About 60 percent of otosclerosis cases have a genetic component. In fact, if one parent has this disorder, the children have about a 25 percent chance of developing the disease. If both parents suffer from otosclerosis, the probability rises to 50 percent.
At the European Society of Human Genetics in June, Belgian researchers reported that they have identified a gene that appears to be the major culprit — the TGBF1 gene. This gene is involved in the embryonic development of the ear and was thought to be involved in the development of otosclerosis for some time, but no proof was available until now.
Researchers conducted an exact nucleotide sequence analysis of the TGBF1 gene in a group of people with otosclerosis. They identified a common specific variant single nucleotide change, also called a single nucleotide polymorphism (SNP), in the TGBF1 gene. A second analysis, conducted on French patients, also pointed to this gene. A second variant of the gene appears to protect against the disease, bolstering evidence for TGBF1 involvement.
The TGBF1 gene codes for a growth factor. A single nucleotide change in the TGBF1 gene, which in turn causes a single amino acid change in the growth factor, appears to cause abnormal growth of the small ossicles in the ear. Although this finding does not change the current therapy for patients suffering from otosclerosis, it demonstrates the rapid progress being made in human genetics.
Why is this finding important?
As researchers delve deeper into the genetic causes of diseases, they often find a single protein, and hence gene, that is responsible.
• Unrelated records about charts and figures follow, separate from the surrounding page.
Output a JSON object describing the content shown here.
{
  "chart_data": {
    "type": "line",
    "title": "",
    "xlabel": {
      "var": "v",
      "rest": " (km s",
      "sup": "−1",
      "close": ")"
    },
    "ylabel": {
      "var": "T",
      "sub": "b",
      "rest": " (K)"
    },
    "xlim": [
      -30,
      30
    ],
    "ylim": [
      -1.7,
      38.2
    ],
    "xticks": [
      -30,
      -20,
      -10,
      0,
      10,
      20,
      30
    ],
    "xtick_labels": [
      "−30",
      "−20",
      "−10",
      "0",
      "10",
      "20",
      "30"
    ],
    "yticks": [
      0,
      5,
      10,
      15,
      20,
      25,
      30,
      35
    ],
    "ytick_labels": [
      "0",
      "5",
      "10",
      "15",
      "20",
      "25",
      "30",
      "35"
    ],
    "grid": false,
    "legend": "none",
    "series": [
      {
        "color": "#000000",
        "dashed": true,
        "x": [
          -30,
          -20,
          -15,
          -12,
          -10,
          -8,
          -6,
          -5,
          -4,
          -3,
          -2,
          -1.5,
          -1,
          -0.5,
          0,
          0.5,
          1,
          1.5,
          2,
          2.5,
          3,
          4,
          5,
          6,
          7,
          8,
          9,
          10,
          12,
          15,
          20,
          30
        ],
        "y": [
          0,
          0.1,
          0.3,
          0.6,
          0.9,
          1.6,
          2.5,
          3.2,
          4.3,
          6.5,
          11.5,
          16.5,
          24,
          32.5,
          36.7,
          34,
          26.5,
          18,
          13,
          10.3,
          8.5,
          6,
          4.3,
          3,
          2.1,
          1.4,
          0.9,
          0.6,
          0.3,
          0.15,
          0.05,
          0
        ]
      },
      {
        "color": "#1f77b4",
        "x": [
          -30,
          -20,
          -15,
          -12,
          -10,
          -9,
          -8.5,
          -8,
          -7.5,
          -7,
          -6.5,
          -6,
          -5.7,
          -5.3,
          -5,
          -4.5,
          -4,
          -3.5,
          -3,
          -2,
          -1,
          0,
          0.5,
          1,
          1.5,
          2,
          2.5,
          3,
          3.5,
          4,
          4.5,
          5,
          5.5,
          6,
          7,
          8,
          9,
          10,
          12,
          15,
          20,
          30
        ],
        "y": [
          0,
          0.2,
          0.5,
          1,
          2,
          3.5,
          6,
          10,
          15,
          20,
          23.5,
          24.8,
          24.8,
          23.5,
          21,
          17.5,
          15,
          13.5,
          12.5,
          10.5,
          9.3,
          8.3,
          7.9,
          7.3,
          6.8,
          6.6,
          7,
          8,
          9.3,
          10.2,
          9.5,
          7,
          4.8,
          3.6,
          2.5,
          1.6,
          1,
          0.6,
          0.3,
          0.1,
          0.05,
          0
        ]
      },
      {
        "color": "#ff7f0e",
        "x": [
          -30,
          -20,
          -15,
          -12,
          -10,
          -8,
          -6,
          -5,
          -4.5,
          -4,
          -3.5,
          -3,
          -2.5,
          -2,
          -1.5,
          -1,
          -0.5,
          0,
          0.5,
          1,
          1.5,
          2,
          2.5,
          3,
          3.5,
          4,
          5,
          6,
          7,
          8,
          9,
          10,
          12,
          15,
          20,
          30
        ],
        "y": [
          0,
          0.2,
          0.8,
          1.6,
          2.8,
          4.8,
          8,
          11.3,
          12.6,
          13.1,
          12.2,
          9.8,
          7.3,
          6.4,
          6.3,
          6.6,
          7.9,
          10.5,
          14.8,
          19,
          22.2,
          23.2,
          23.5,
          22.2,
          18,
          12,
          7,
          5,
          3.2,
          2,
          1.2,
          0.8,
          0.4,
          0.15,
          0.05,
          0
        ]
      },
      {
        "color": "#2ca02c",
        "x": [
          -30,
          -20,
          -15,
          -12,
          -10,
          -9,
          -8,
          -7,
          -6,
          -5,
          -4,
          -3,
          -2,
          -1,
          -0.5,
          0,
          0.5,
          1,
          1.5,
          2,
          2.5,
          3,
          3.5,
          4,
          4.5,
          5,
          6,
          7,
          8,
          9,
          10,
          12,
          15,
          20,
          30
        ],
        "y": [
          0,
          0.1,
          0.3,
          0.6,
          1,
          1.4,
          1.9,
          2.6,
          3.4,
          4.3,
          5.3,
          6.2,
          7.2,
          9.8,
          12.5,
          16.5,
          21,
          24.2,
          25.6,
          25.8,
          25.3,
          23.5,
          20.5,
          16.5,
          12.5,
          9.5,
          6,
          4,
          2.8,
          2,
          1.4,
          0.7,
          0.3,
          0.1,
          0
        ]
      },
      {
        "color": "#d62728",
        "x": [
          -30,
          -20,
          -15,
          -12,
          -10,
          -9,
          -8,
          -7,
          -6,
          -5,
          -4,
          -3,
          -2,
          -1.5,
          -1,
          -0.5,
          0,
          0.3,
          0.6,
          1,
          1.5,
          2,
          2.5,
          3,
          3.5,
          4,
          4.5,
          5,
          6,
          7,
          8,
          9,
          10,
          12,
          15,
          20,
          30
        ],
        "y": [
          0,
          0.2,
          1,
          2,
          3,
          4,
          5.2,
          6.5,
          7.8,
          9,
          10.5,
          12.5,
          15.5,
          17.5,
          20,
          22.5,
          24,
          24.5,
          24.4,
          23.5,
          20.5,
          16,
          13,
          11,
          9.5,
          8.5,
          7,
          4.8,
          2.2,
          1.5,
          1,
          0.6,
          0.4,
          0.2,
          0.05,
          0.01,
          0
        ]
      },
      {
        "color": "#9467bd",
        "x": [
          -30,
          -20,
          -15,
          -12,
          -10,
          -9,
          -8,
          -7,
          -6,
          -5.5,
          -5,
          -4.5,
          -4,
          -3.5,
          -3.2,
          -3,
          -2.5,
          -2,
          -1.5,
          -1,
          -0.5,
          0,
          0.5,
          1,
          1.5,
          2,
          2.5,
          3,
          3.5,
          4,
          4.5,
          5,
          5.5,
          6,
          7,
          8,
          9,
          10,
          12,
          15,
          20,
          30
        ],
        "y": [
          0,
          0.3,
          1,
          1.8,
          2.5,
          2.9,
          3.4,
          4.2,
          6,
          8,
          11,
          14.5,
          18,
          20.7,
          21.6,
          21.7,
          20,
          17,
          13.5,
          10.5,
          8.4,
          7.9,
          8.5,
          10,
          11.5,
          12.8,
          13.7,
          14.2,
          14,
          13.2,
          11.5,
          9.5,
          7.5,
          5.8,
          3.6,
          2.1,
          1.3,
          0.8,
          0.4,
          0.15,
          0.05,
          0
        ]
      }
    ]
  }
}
A single amino acid in a critical position can change the shape of an entire protein, in turn affecting the process this protein controls. It can increase, decrease, or destroy the action of the protein.
As specific proteins are discovered, the logical step is to use this knowledge to develop a medical therapy that will in some way increase, decrease, or stop the activity of the changed protein. A number of therapeutic options are available and range from monoclonal antibodies to receptor antagonists. Research is almost certain to follow if the disease is common enough or severe enough to support a therapy economically.
For those people affected by otosclerosis today, this discovery is unlikely to produce much of a change in their immediate future, but their children are almost certain to benefit as today’s discovery inevitably leads to Tomorrow’s Medicine!